Declining Home Sales & The Future Of The Housing Market

All the talk about the rebounding housing market has a lot of people wondering why home sales continue to decline into 2013 with inventory dropping 8.5% at the end of the year since November—a 21.6% decline from one year earlier.  However, the news isn’t all bad. For the whole of 2012, sales were up 9% to 4.65 million units, which is the highest annual total since 2007. The National Association of Realtors reported that although there was a 1% drop in home sales from November to December, levels are still 13% higher than they were a year ago. That means there has been 18 straight months of rising home sales. Nick Timiraos of the Wall Street Journal gave great insight into the reasons why inventory has continued to drop into twenty thirteen.

Housing Inventory Declining, But Why?

First off, many homeowners are still underwater. CoreLogic, Inc. reports that more than 10 million homeowners owe more on their mortgage than their home is actually worth. Unless they are getting married, divorced or face more financial crisis, these homeowners won’t be selling anytime soon. Housing markets with the largest amount of underwater borrowers have been most affected by the decline in home inventory.
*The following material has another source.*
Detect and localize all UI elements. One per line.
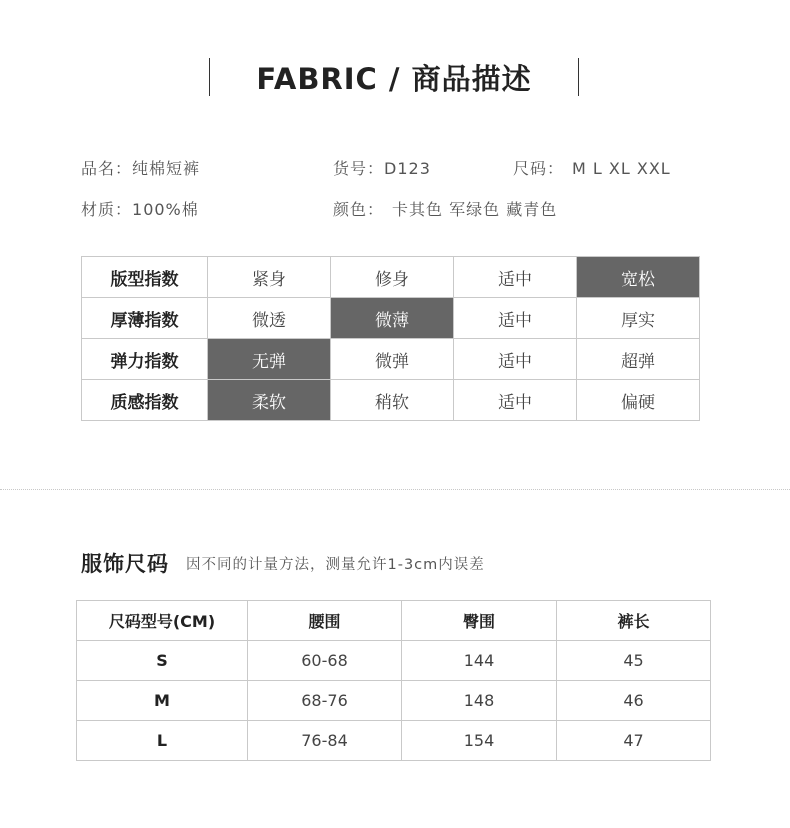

Some homeowners are underwater, while others just don’t have enough equity to “trade up.” An additional 10 million homeowners have less than 20% equity in their current residence, which means they can’t feasibly make a down payment on a more expensive home and pay their realtor to sell their current home. “Under-equitied” homeowners have definitely added to the decline in inventory.

Builders, Banks & Borrowers

Then there are people who have plenty of home equity, but they want to buy at the bottom and are reluctant to sell if they think prices will be higher tomorrow. These homeowners look down the road a year from now and wonder if their home might be worth more and refuse to sell today. Markets like Denver and Dallas have seen this trend because there was hardly a housing bubble to begin with. This meant that there was a smaller number of underwater borrows and have thus seen double-digit declines in inventory.

Since the “robo-signing” scandal in late 2010, banks have been slower at foreclosing.  Banks and other companies that process delinquent mortgages have been having difficulty proving that they are following current state laws in addition to the numerous state and federal rules that govern loan modification and foreclosures post robo-scandal.

Finally, builders have been putting up fewer homes. From 2009 through 2011, housing starts were severely affected by the housing crisis. Twenty twelve saw a rebound of these low levels, but there has still been less inventory being added to the market, which is problematic because demand is picking up fast. In retrospect, the housing market hasn’t really been “normal” in about a decade, but the declining inventory shows that supply-and-demand dynamics are normalizing, which will help give the housing market the boost it needs to be successful again.